Zur Begründung wurde vorgetragen: Der Antrag sei unbegründet. Die angefochtene Baugenehmigung sei nicht rechtswidrig und verletze die Antragsteller nicht in ihren subjektiv-öffentlichen Rechten. Die Antragsteller seien von der Unteren Bauaufsichtsbehörde im Genehmigungsverfahren nicht als Nachbarn einbezogen worden. Das Grundstück der Antragsteller grenze nicht unmittelbar an das Baugrundstück an; die Straße „… … …“ habe trennende Wirkung. Maßgeblich sei der Einwirkungsbereich des Bauvorhabens, der nach Art und Intensität der vom Vorhaben ausgehenden Beeinträchtigungen verschieden bemessen sein könne und dementsprechend flexibel den Kreis der Nachbarn bestimme. Die Abstandsflächen gemäß der Vorschrift des Art. 6 BayBO würden eingehalten. Nach den in § 31 Abs. 2 BauGB bezeichneten Anwendungsvoraussetzungen und auf Grund einer Ermessensentscheidung der Genehmigungsbehörde könne von den Festsetzungen des Bebauungsplans befreit werden. Das Vorhaben halte grundsätzlich die Festsetzungen des Bebauungsplans ein, insbesondere auch die festgesetzten Geschossflächen- und Grundflächenzahlen.
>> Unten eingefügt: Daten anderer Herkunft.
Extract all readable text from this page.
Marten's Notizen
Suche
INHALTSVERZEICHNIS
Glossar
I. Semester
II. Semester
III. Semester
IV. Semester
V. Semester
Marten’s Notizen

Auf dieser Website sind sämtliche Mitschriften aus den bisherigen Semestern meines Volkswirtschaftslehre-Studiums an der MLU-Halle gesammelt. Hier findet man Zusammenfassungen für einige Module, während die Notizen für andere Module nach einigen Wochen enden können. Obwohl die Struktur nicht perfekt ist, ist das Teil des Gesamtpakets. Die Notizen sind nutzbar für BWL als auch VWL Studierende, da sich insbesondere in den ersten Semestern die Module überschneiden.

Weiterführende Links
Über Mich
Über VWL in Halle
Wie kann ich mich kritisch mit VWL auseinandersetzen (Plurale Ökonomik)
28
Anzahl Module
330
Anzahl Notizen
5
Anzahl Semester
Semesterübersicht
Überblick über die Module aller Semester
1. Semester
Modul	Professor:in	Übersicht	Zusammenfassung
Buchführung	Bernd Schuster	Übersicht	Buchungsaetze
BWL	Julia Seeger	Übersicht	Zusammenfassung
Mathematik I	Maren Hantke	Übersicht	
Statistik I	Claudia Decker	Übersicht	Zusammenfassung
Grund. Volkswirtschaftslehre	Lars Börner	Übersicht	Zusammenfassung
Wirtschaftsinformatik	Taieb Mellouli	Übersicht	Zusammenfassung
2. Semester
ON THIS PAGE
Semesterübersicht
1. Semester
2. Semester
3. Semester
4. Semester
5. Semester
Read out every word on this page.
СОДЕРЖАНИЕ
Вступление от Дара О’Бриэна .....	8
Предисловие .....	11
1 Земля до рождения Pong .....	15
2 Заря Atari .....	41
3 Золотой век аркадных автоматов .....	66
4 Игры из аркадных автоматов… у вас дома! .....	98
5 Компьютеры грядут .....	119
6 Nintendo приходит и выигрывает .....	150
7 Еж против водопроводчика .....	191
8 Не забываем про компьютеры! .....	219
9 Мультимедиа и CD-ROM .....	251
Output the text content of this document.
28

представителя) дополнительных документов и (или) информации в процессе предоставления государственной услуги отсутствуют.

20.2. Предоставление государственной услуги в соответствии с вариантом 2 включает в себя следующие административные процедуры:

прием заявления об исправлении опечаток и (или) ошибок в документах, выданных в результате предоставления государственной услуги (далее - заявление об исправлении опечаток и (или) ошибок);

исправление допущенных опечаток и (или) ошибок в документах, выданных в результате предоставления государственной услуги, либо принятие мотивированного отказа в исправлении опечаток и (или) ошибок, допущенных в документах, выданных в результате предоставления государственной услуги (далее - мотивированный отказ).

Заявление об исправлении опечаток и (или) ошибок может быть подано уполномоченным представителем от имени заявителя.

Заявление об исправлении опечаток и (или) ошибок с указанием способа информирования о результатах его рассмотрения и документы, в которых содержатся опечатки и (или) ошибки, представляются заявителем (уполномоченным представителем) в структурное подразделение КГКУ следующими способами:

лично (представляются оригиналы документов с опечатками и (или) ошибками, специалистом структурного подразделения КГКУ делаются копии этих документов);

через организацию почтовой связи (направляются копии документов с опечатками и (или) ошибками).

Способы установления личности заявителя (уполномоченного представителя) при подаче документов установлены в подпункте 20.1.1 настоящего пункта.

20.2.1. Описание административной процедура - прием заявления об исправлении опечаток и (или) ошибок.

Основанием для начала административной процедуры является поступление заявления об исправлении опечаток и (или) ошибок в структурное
Die erteilten Befreiungen berührten nicht die Grundzüge der Planung. Das planerische Konzept des Bebauungsplans werde durch die Befreiungen nicht gestört. Vom Grundkonzept des Bebauungsplans, welches sich durch die festgelegte Gruppe von Festsetzungen bestimme, würden nur untergeordnete Abweichungen im Wege der Befreiung erteilt. Des Weiteren sei aus den textlichen Festsetzungen sowie aus der Begründung des Bebauungsplans nicht ersichtlich, welches planerische Konzept mit den entsprechend betroffenen Festsetzungen verfolgt werde. Die Festsetzungen, von denen befreit werde, hätten keinen nachbarschützenden Charakter. Die Befreiungen führten nicht zu unzumutbaren Beeinträchtigungen der Nachbarn. Die sieben Stellplätze würden auf dem Baugrundstück errichtet und dienten ausschließlich den Wohneinheiten des Bauvorhabens. Hinsichtlich der Art der baulichen Nutzung füge sich das geplante Mehrfamilienhaus in die festgesetzte Art der baulichen Nutzung ein. Dass es mit sechs Wohneinheiten nicht den sonst üblichen Ein- und Zweifamilienhäusern entspreche, ändere daran nichts. Die Anzahl der Wohnungen in einem Gebäude sei kein Merkmal, das die Art der baulichen Nutzung präge. Das Vorhaben verletze auch nicht das Rücksichtnahmegebot zu Lasten der Antragsteller.
5. Der Beigeladene stellte durch seinen Bevollmächtigten den Antrag,
den Antrag auf Anordnung der aufschiebenden Wirkung der Klage abzulehnen.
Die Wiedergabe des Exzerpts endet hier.